Confronted with cases of identity and age falsification by Latin American baseball prospects, Major League Baseball is conducting genetic testing on some promising young players and their parents.
Many experts in genetics consider such testing a violation of personal privacy. Federal legislation, signed into law last year and scheduled to take effect Nov. 21, prohibits companies based in the United States from asking an employee, a potential employee or a family member of an employee for a sample of their DNA.

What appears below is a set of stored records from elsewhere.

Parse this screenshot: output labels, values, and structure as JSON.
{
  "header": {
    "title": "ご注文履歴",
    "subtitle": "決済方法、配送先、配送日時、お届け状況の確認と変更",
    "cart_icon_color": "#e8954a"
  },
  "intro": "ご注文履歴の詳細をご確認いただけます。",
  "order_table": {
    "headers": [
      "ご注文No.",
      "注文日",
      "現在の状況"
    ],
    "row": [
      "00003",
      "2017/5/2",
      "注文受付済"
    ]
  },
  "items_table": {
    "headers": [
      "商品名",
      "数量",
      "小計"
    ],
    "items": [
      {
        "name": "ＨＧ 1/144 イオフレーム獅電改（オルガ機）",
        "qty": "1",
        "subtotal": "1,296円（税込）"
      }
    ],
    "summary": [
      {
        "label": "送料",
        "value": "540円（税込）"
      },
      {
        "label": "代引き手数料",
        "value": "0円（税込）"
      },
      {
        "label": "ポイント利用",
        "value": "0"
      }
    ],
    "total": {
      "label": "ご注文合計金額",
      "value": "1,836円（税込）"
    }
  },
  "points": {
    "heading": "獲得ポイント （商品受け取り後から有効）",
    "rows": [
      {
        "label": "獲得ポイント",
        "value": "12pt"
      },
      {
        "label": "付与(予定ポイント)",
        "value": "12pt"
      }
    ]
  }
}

Read more in The New York Times.
Update: Great thanks to a reader who pointed out that in contrast to what the New York Times news story above suggests, GINA does not prohibit all DNA testing by employers. In an article (pdf) in Hofstra Labor & Employment Law Journal, “The Impact of Emerging Technologies in the Workplace: Who’s Watching the Man (Who’s Watching Me)?” William A. Herbert and Amelia K. Tuminaro explain:
GINA does not, however, prohibit “the use, acquisition, or disclosure of medical information that is not genetic information about a manifested disease, disorder, or pathological condition of an employee or member, including a manifested disease, disorder, or pathological condition that has or may have a genetic
basis.”79Consistent with New York’s statutory scheme, GINA does not explicitly prohibit employers from utilizing DNA testing or results for employee identification purposes.80 The term “genetic test” in GINA is limited to the “analysis of human DNA, RNA, chromosomes, proteins, or metabolites, that detects genotypes, mutations, or chromosomal changes.”81 Testing for DNA sequences for identification purposes are not included in GINA’s definition of genetic testing.82.